When the terminal seal enters normal pressure, the interior of the product cannot cool quickly and is still in a high-temperature expansion state. The gas inside will rapidly expand. If the radial stress of the product cannot withstand the internal pressure, it will bubble and, in severe cases, crack. If the rubber mixing is uneven, this phenomenon is even more pronounced.

If the product is treated as a pressure vessel at the moment of terminal sealing, this article summarizes a set of formulas for the highest sulfur vapor pressure:

δ=P · D within/(2 [σ] t-P

In the formula: δ - the thinnest point thickness controlled by the product, mm ;

P - maximum sulfurization steam pressure, MPa ;

D - the outer diameter of the product before extrusion, mm ;

[σ] T ---- Radial stress of the product at vulcanization temperature, N/ mm 2 。

Among them, the radial stress [σ] t of rubber at the vulcanization temperature is lower than the axial original expansion strength of the product. The stress during foaming can be used to calculate the sulfurization vapor pressure during foaming, the stress during cracking, the sulfurization vapor pressure during foaming, the stress during cracking, and the sulfurization vapor pressure during cracking. The determination of [σ] t can be based on a combination of factors such as the tensile strength of the product, the thermal deformation of rubber at high temperatures, and the relatively low radial tensile strength. Based on the sulfurization steam pressure, i.e. sulfurization temperature, the sulfurization time, i.e. the line velocity, can be calculated. At the same time, the tightness of filling the gaps in the cable core should also be considered.

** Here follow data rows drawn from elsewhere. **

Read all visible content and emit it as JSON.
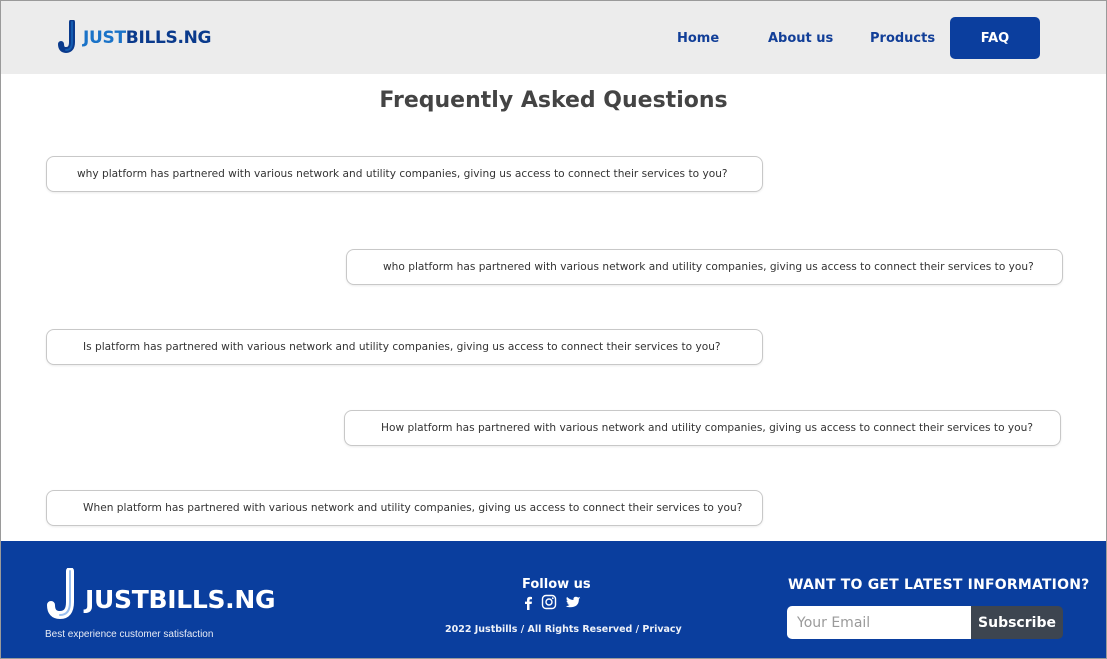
{
  "header": {
    "logo": {
      "part1": "JUST",
      "part2": "BILLS.NG"
    },
    "nav": {
      "home": "Home",
      "about": "About us",
      "products": "Products",
      "faq": "FAQ"
    }
  },
  "main": {
    "title": "Frequently Asked Questions",
    "questions": [
      "why platform has partnered with various network and  utility companies, giving us access to connect their services to you?",
      "who platform has partnered with various network and  utility companies, giving us access to connect their services to you?",
      "Is platform has partnered with various network and  utility companies, giving us access to connect their services to you?",
      "How platform has partnered with various network and  utility companies, giving us access to connect their services to you?",
      "When  platform has partnered with various network and  utility companies, giving us access to connect their services to you?"
    ]
  },
  "footer": {
    "logo_text": "JUSTBILLS.NG",
    "tagline": "Best experience customer  satisfaction",
    "follow_title": "Follow us",
    "social_icons": [
      "facebook-icon",
      "instagram-icon",
      "twitter-icon"
    ],
    "copyright": "2022 Justbills / All Rights Reserved / Privacy",
    "newsletter_title": "WANT TO GET LATEST INFORMATION?",
    "email_placeholder": "Your Email",
    "subscribe_label": "Subscribe"
  },
  "colors": {
    "header_bg": "#ececec",
    "brand_light_blue": "#1a73c8",
    "brand_dark_blue": "#0a3a8c",
    "nav_active_bg": "#0b3e9e",
    "footer_bg": "#0a3e9e",
    "subscribe_bg": "#3d4550"
  }
}
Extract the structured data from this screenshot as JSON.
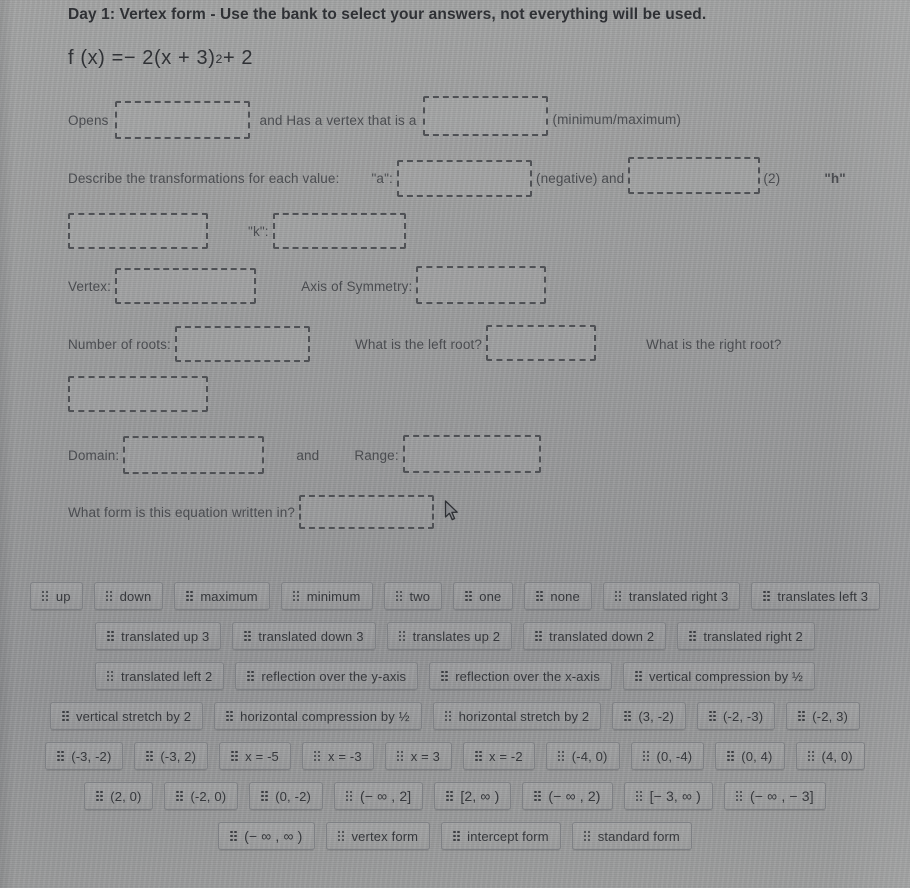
{
  "worksheet": {
    "title": "Day 1: Vertex form - Use the bank to select your answers, not everything will be used.",
    "equation_prefix": "f (x) = ",
    "equation_body": "− 2(x + 3)",
    "equation_exponent": "2",
    "equation_suffix": " + 2"
  },
  "prompts": {
    "opens": "Opens",
    "vertex_that_is_a": "and Has a vertex that is a",
    "min_max": "(minimum/maximum)",
    "describe_transformations": "Describe the transformations for each value:",
    "a_label": "\"a\":",
    "negative_and": "(negative) and",
    "two_paren": "(2)",
    "h_label": "\"h\"",
    "k_label": "\"k\":",
    "vertex": "Vertex:",
    "axis_of_symmetry": "Axis of Symmetry:",
    "number_of_roots": "Number of roots:",
    "left_root": "What is the left root?",
    "right_root": "What is the right root?",
    "domain": "Domain:",
    "and": "and",
    "range": "Range:",
    "what_form": "What form is this equation written in?"
  },
  "answers": {
    "opens": "",
    "vertex_type": "",
    "a_value": "",
    "h_value": "",
    "h_value_2": "",
    "k_value": "",
    "vertex": "",
    "axis_of_symmetry": "",
    "number_of_roots": "",
    "left_root": "",
    "right_root": "",
    "domain": "",
    "range": "",
    "form": ""
  },
  "bank": {
    "grip_icon": "drag-handle-icon",
    "rows": [
      [
        {
          "label": "up"
        },
        {
          "label": "down"
        },
        {
          "label": "maximum"
        },
        {
          "label": "minimum"
        },
        {
          "label": "two"
        },
        {
          "label": "one"
        },
        {
          "label": "none"
        },
        {
          "label": "translated right 3"
        },
        {
          "label": "translates left 3"
        }
      ],
      [
        {
          "label": "translated up 3"
        },
        {
          "label": "translated down 3"
        },
        {
          "label": "translates up 2"
        },
        {
          "label": "translated down 2"
        },
        {
          "label": "translated right 2"
        }
      ],
      [
        {
          "label": "translated left 2"
        },
        {
          "label": "reflection over the y-axis"
        },
        {
          "label": "reflection over the x-axis"
        },
        {
          "label": "vertical compression by  ½"
        }
      ],
      [
        {
          "label": "vertical stretch by 2"
        },
        {
          "label": "horizontal compression by ½"
        },
        {
          "label": "horizontal stretch by 2"
        },
        {
          "label": "(3, -2)"
        },
        {
          "label": "(-2, -3)"
        },
        {
          "label": "(-2, 3)"
        }
      ],
      [
        {
          "label": "(-3, -2)"
        },
        {
          "label": "(-3, 2)"
        },
        {
          "label": "x = -5"
        },
        {
          "label": "x = -3"
        },
        {
          "label": "x = 3"
        },
        {
          "label": "x = -2"
        },
        {
          "label": "(-4, 0)"
        },
        {
          "label": "(0, -4)"
        },
        {
          "label": "(0, 4)"
        },
        {
          "label": "(4, 0)"
        }
      ],
      [
        {
          "label": "(2, 0)"
        },
        {
          "label": "(-2, 0)"
        },
        {
          "label": "(0, -2)"
        },
        {
          "label": "(− ∞ , 2]"
        },
        {
          "label": "[2, ∞ )"
        },
        {
          "label": "(− ∞ , 2)"
        },
        {
          "label": "[− 3, ∞ )"
        },
        {
          "label": "(− ∞ ,  − 3]"
        }
      ],
      [
        {
          "label": "(− ∞ ,  ∞ )"
        },
        {
          "label": "vertex form"
        },
        {
          "label": "intercept form"
        },
        {
          "label": "standard form"
        }
      ]
    ]
  },
  "colors": {
    "page_background": "#9b9c9c",
    "text": "#3a3c40",
    "blank_border": "#4f5155",
    "chip_border": "#7e8084"
  }
}
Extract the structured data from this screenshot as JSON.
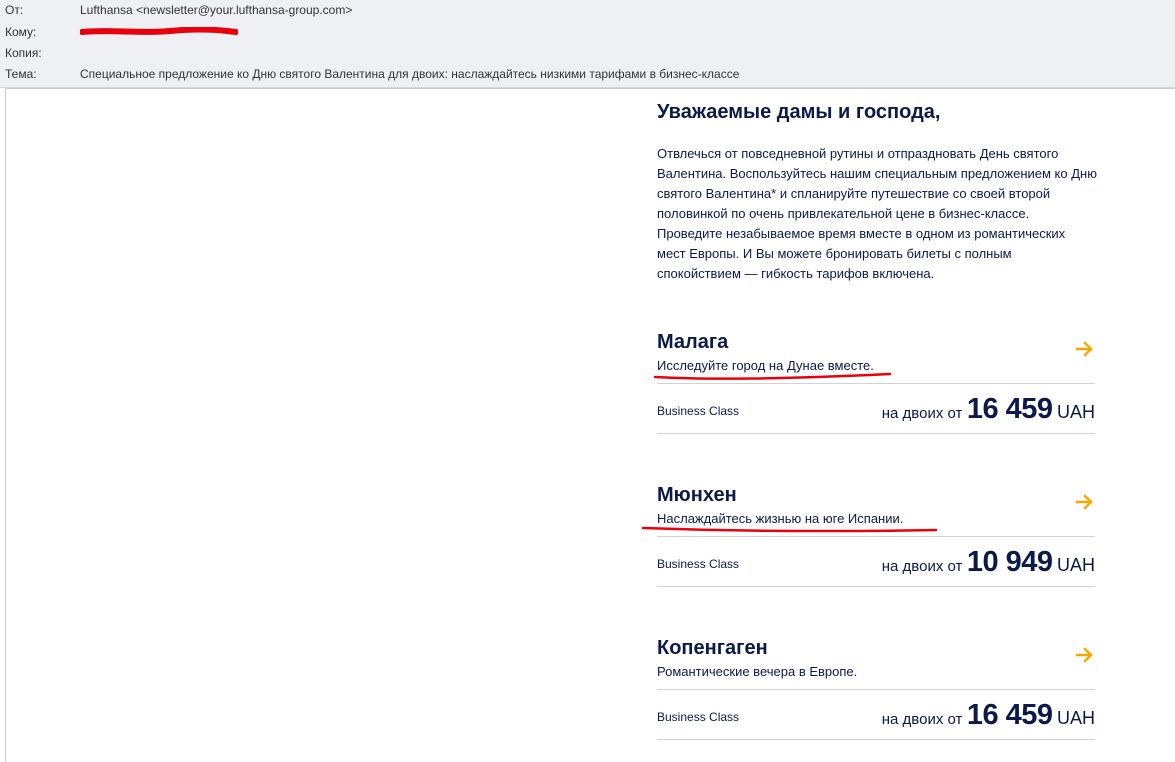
{
  "header": {
    "from_label": "От:",
    "from_value": "Lufthansa <newsletter@your.lufthansa-group.com>",
    "to_label": "Кому:",
    "cc_label": "Копия:",
    "subject_label": "Тема:",
    "subject_value": "Специальное предложение ко Дню святого Валентина для двоих: наслаждайтесь низкими тарифами в бизнес-классе"
  },
  "body": {
    "greeting": "Уважаемые дамы и господа,",
    "intro": "Отвлечься от повседневной рутины и отпраздновать День святого Валентина. Воспользуйтесь нашим специальным предложением ко Дню святого Валентина* и спланируйте путешествие со своей второй половинкой по очень привлекательной цене в бизнес-классе. Проведите незабываемое время вместе в одном из романтических мест Европы. И Вы можете бронировать билеты с полным спокойствием — гибкость тарифов включена."
  },
  "offers": [
    {
      "city": "Малага",
      "description": "Исследуйте город на Дунае вместе.",
      "class": "Business Class",
      "price_prefix": "на двоих от",
      "price": "16 459",
      "currency": "UAH",
      "arrow_icon": "arrow-right-icon"
    },
    {
      "city": "Мюнхен",
      "description": "Наслаждайтесь жизнью на юге Испании.",
      "class": "Business Class",
      "price_prefix": "на двоих от",
      "price": "10 949",
      "currency": "UAH",
      "arrow_icon": "arrow-right-icon"
    },
    {
      "city": "Копенгаген",
      "description": "Романтические вечера в Европе.",
      "class": "Business Class",
      "price_prefix": "на двоих от",
      "price": "16 459",
      "currency": "UAH",
      "arrow_icon": "arrow-right-icon"
    }
  ],
  "colors": {
    "text_dark_blue": "#0b1a48",
    "arrow_yellow": "#f5a800",
    "annotation_red": "#e8000c",
    "header_bg": "#eef0f3"
  }
}
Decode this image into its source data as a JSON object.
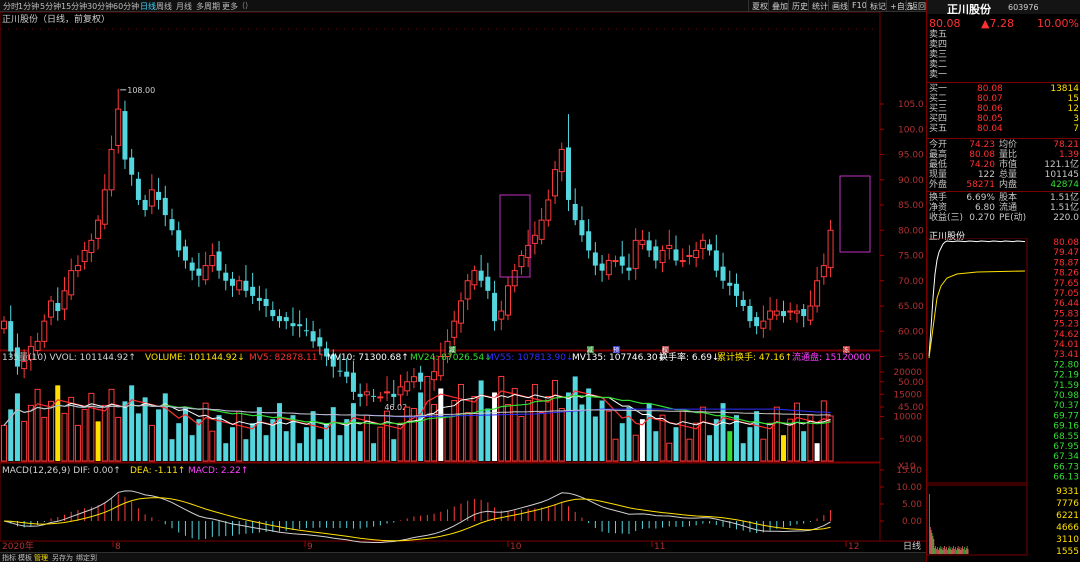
{
  "toolbar": {
    "period_tabs": [
      "分时",
      "1分钟",
      "5分钟",
      "15分钟",
      "30分钟",
      "60分钟",
      "日线",
      "周线",
      "月线",
      "多周期",
      "更多"
    ],
    "active_period": "日线",
    "right_buttons": [
      "夏权",
      "叠加",
      "历史",
      "统计",
      "画线",
      "F10",
      "标记",
      "+自选",
      "返回"
    ]
  },
  "chart": {
    "title": "正川股份（日线，前复权）",
    "max_label": "108.00",
    "min_label": "46.02",
    "price_ticks": [
      "105.0",
      "100.0",
      "95.00",
      "90.00",
      "85.00",
      "80.00",
      "75.00",
      "70.00",
      "65.00",
      "60.00",
      "55.00",
      "50.00",
      "45.00"
    ],
    "event_markers": [
      {
        "label": "减",
        "color": "#2e8b2e"
      },
      {
        "label": "减",
        "color": "#2e8b2e"
      },
      {
        "label": "预",
        "color": "#3a3ad0"
      },
      {
        "label": "权",
        "color": "#b05050"
      },
      {
        "label": "冻",
        "color": "#c03030"
      }
    ]
  },
  "volume_panel": {
    "legend": [
      {
        "text": "135量(10) VVOL: 101144.92↑",
        "color": "#d0d0d0"
      },
      {
        "text": "VOLUME: 101144.92↓",
        "color": "#ffe000"
      },
      {
        "text": "MV5: 82878.11↑",
        "color": "#ff3030"
      },
      {
        "text": "MV10: 71300.68↑",
        "color": "#ffffff"
      },
      {
        "text": "MV24: 87026.54↓",
        "color": "#33dd33"
      },
      {
        "text": "MV55: 107813.90↓",
        "color": "#3030ff"
      },
      {
        "text": "MV135: 107746.30↓",
        "color": "#ffffff"
      },
      {
        "text": "换手率: 6.69↓",
        "color": "#ffffff"
      },
      {
        "text": "累计换手: 47.16↑",
        "color": "#ffe000"
      },
      {
        "text": "流通盘: 15120000",
        "color": "#ff40ff"
      }
    ],
    "ticks": [
      "20000",
      "15000",
      "10000",
      "5000"
    ],
    "unit": "X10"
  },
  "macd_panel": {
    "legend": [
      {
        "text": "MACD(12,26,9) DIF: 0.00↑",
        "color": "#d0d0d0"
      },
      {
        "text": "DEA: -1.11↑",
        "color": "#ffe000"
      },
      {
        "text": "MACD: 2.22↑",
        "color": "#ff40ff"
      }
    ],
    "ticks": [
      "15.00",
      "10.00",
      "5.00",
      "0.00"
    ]
  },
  "date_axis": {
    "year": "2020年",
    "months": [
      "8",
      "9",
      "10",
      "11",
      "12"
    ],
    "period_button": "日线"
  },
  "bottom_tabs": [
    "指标",
    "模板",
    "管理",
    "另存为",
    "绑定到"
  ],
  "active_bottom_tab": "管理",
  "quote": {
    "name": "正川股份",
    "code": "603976",
    "price": "80.08",
    "change": "▲7.28",
    "change_pct": "10.00%",
    "asks": [
      {
        "label": "卖五",
        "price": "",
        "vol": ""
      },
      {
        "label": "卖四",
        "price": "",
        "vol": ""
      },
      {
        "label": "卖三",
        "price": "",
        "vol": ""
      },
      {
        "label": "卖二",
        "price": "",
        "vol": ""
      },
      {
        "label": "卖一",
        "price": "",
        "vol": ""
      }
    ],
    "bids": [
      {
        "label": "买一",
        "price": "80.08",
        "vol": "13814"
      },
      {
        "label": "买二",
        "price": "80.07",
        "vol": "15"
      },
      {
        "label": "买三",
        "price": "80.06",
        "vol": "12"
      },
      {
        "label": "买四",
        "price": "80.05",
        "vol": "3"
      },
      {
        "label": "买五",
        "price": "80.04",
        "vol": "7"
      }
    ],
    "stats": [
      {
        "l1": "今开",
        "v1": "74.23",
        "l2": "均价",
        "v2": "78.21",
        "c1": "#ff3030",
        "c2": "#ff3030"
      },
      {
        "l1": "最高",
        "v1": "80.08",
        "l2": "量比",
        "v2": "1.39",
        "c1": "#ff3030",
        "c2": "#ff3030"
      },
      {
        "l1": "最低",
        "v1": "74.20",
        "l2": "市值",
        "v2": "121.1亿",
        "c1": "#ff3030",
        "c2": "#c8c8c8"
      },
      {
        "l1": "现量",
        "v1": "122",
        "l2": "总量",
        "v2": "101145",
        "c1": "#c8c8c8",
        "c2": "#c8c8c8"
      },
      {
        "l1": "外盘",
        "v1": "58271",
        "l2": "内盘",
        "v2": "42874",
        "c1": "#ff3030",
        "c2": "#33dd33"
      }
    ],
    "stats2": [
      {
        "l1": "换手",
        "v1": "6.69%",
        "l2": "股本",
        "v2": "1.51亿"
      },
      {
        "l1": "净资",
        "v1": "6.80",
        "l2": "流通",
        "v2": "1.51亿"
      },
      {
        "l1": "收益(三)",
        "v1": "0.270",
        "l2": "PE(动)",
        "v2": "220.0"
      }
    ]
  },
  "mini": {
    "title": "正川股份",
    "price_ticks": [
      "80.08",
      "79.47",
      "78.87",
      "78.26",
      "77.65",
      "77.05",
      "76.44",
      "75.83",
      "75.23",
      "74.62",
      "74.01",
      "73.41",
      "72.80",
      "72.19",
      "71.59",
      "70.98",
      "70.37",
      "69.77",
      "69.16",
      "68.55",
      "67.95",
      "67.34",
      "66.73",
      "66.13"
    ],
    "vol_ticks": [
      "9331",
      "7776",
      "6221",
      "4666",
      "3110",
      "1555"
    ]
  }
}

For example, a certain heavy-duty rubber sheathed cable has an outer diameter of 38.5mm, an average thickness of 5.0mm for the sheath, and a thinnest point thickness of 4.15mm. The sheath material is a natural/styrene butadiene rubber SE3 rubber mixture, with a tensile strength of 8.4N/mm2. The radial tensile strength is generally 60% of the axial tensile strength, that is, the radial tensile strength is 5.04 N/mm2. By substituting the above formula, the maximum continuous vulcanization steam pressure can be calculated as:

4.15=P× 38.5÷(2×5.04- P)

P=0.98 N/mm

The steam pressure of the heavy-duty rubber sheathed cable is 10kg/cm2

Given the maximum steam pressure, the maximum outlet velocity of the product can be calculated using the vulcanization rate formula.

The wire speed of thicker products also needs to consider the heat transfer speed of rubber. The heat conduction formula of rubber is:

Q = λ A [ ( t1 - t2 )/ δ ]

In the formula: Q - Thermal conduction heat flow rate, W;

λ - Thermal conductivity of rubber, W/(m ·℃);

A - Unit heat transfer area, mm 2 ;

T1, t2- external temperature, internal temperature, ℃;

δ - thickness, m 。

In the above equation, the thermal conductivity λ of rubber remains unchanged, the unit heat transfer area A remains basically unchanged, and the thermometers t1 and t2 required for internal and external vulcanization of rubber products remain unchanged. It can be seen that the thermal conductivity Q is inversely proportional to the thickness over δ. To achieve the same sulfurization effect, the wire speed needs to be doubled when the thickness is doubled. Of course, this is a theoretical statement that still needs to be verified through practice.